Presented here is RSR’s Boxing blueprint.

This week, we take on Manny Pacquiao.

Strength:

BALANCE- Manny Pacquiao is now one of the top five most balanced fighters in the world. His understanding of the balance between defense and offense, straight and crooked punches, activity and rest, and trading and blocking have transformed from a second tier windmill into a dominant whipsaw.

Counter:

FLEXIBILITY- The first problem with beating Manny Pacquiao is that you can’t take the standard blueprint into a Pacquiao fight. You must take a Napoleonic approach and plan for all mitigating factors. Assume maximum flexibility.

Strength:

HAND SPEED- Pacquiao has some of the fastest, most fluid, most powerful hands in the fight game. He has knocked guys out with one punch, but the accumulation of punches he can lay on any other fighter is more impressive than what any other fighter can do (CompuBox stats be damned).

Counter:

IRRITATION-I would recommend “avoidance”, but Pacquiao uses the momentum of retreat against his opponents (see Miguel Cotto). Instead, you have to break his rhythm. Cotto did better when he rushed Pacquiao. The best way to disrupt his flow is by countering. Juan Manuel Marquez wrote the book on how to counter-punch Pacquiao.

Strength:

RELENTLESSNESS-The man never stops coming at you. His arms have sliced through skin and nearly buzzed bone. His style is fearsome. His form is seemingly flawless.

Counter:

BRUTALITY- At this stage of the game, a man needs to learn how to hurt Pacquiao if he wishes to beat him. It doesn’t matter whether you hit him to the chin or body, but you have to wobble him, bounce him off the ropes with a big shot, take the air out of him, pop him with a jarring overhand right… something to let him know you mean business and can really smack. Pacquiao’s opponents have not had his respect late into the fight.

Strength:

AGGRESION- Pacquiao is going to come forward and never let you put a hand on him.
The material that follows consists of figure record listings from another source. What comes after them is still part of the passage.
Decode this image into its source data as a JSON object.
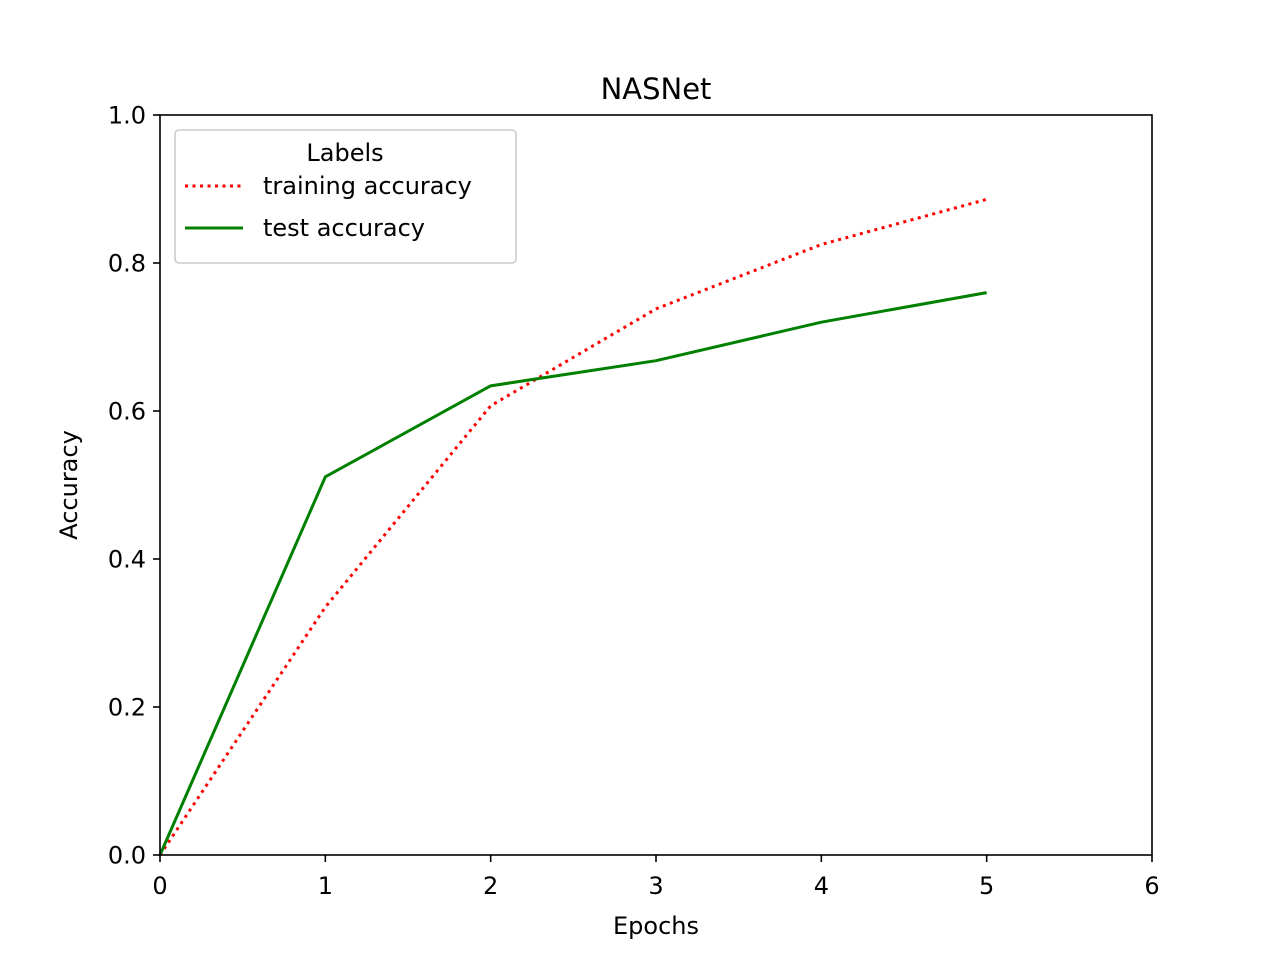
{
  "chart_data": {
    "type": "line",
    "title": "NASNet",
    "xlabel": "Epochs",
    "ylabel": "Accuracy",
    "xlim": [
      0,
      6
    ],
    "ylim": [
      0.0,
      1.0
    ],
    "xticks": [
      0,
      1,
      2,
      3,
      4,
      5,
      6
    ],
    "xtick_labels": [
      "0",
      "1",
      "2",
      "3",
      "4",
      "5",
      "6"
    ],
    "yticks": [
      0.0,
      0.2,
      0.4,
      0.6,
      0.8,
      1.0
    ],
    "ytick_labels": [
      "0.0",
      "0.2",
      "0.4",
      "0.6",
      "0.8",
      "1.0"
    ],
    "grid": false,
    "legend": {
      "title": "Labels",
      "placement": "upper-left"
    },
    "x": [
      0,
      1,
      2,
      3,
      4,
      5
    ],
    "series": [
      {
        "name": "training accuracy",
        "color": "#ff0000",
        "style": "dotted",
        "values": [
          0.0,
          0.335,
          0.607,
          0.738,
          0.825,
          0.886
        ]
      },
      {
        "name": "test accuracy",
        "color": "#008000",
        "style": "solid",
        "values": [
          0.0,
          0.511,
          0.634,
          0.668,
          0.72,
          0.76
        ]
      }
    ]
  }
}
If you find yourself grasping at straws, he will use your misses against you by hitting back three or four times. Every miss is an exponentially awful, nightmarish amount of damage to take for any given fighter.

Counter:

MUSCLE- I always wonder why no one tries to grapple with Pacquiao. You have to take a few shots to get into a clinch, but maybe you can wear him down late in the fight by grabbing at him. As a fan, I would rather see guys fight. In fact, I personally think using the clinch as a strategy is more or less illegal and that referees should better regulate and enforce fights.
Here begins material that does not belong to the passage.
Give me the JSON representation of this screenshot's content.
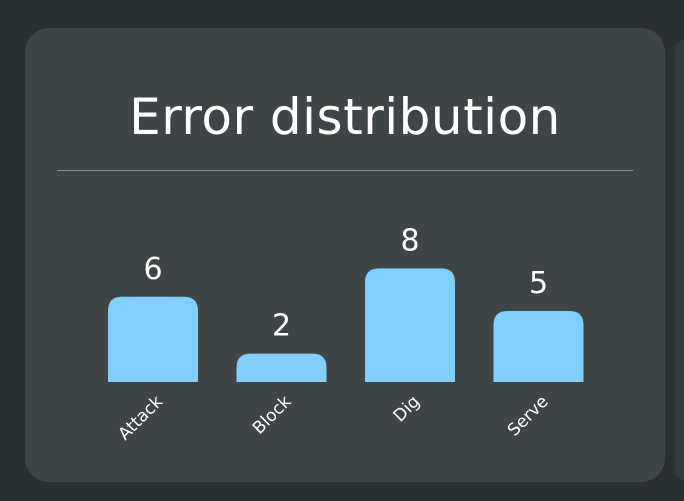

But as a strategist, I wonder why no one has ever tried to wrestle a victory away from Pacquiao. Risk the points; it gives you a better shot at the win, and you can always quit clutching after the warning and come on strong late in the fight.

Strength:

STRATEGY- Freddie Roach has figured out fight plans that have worked out well in the past. I don’t know if Roach suggested that Pacquiao use a rope a dope against Cotto, but either Roach or Pacquiao unleashed that approach and it was a work of art.

Pacquiao can now adjust on the fly.

Counter:

STRATEGY- Fire with fire. Strike Pacquiao with as many varieties of plans as you can in the early going. Be as deceptive as possible. Map out each round with nine or ten possible routes. If you‘re a fighter that gets confused by that kind of approach, you aren’t leaving the ring with a victory.

Strength:

INCUMBENCY- Some guys are used to being the champ. That sort of stature led to the downfall of Lennox Lewis in his first bout with Hasim Rahman. Lewis’ temporary hubris was his only true lapse in a long, illustrious career.
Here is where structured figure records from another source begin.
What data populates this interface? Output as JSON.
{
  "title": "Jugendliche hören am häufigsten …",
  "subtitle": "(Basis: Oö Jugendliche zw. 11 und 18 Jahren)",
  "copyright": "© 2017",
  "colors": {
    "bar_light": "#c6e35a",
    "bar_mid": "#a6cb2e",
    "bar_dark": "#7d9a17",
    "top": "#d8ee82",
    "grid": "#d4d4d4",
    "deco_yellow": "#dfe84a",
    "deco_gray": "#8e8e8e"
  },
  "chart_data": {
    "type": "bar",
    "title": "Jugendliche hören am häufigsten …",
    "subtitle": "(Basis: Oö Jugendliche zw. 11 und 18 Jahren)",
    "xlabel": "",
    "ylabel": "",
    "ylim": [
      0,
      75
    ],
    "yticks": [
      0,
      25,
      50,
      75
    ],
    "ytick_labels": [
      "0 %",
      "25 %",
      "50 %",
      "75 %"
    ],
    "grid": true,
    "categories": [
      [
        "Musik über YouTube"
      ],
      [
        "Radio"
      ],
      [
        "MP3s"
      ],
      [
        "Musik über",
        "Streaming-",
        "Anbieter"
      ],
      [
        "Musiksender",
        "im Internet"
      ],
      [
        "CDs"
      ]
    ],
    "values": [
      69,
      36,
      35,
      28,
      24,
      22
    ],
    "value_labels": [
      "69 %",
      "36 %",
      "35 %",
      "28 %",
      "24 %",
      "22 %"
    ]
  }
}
Pacquiao handles his ownership of position much better than Lewis does. Once he hit the top, he never stopped training, performing and fighting, for even a moment. We’ll see if that continues as he pursue public office.

Counter:

PSYCHOLOGY- The underdog is always more motivated. If you are an equal (such as Floyd Mayweather, JR., or Shane Mosley) then you can clearly mess with his head a little bit. Pacquiao HATED what Mayweather did to him in the press and basically backed out of the fight because he felt Mayweather was acting libelously.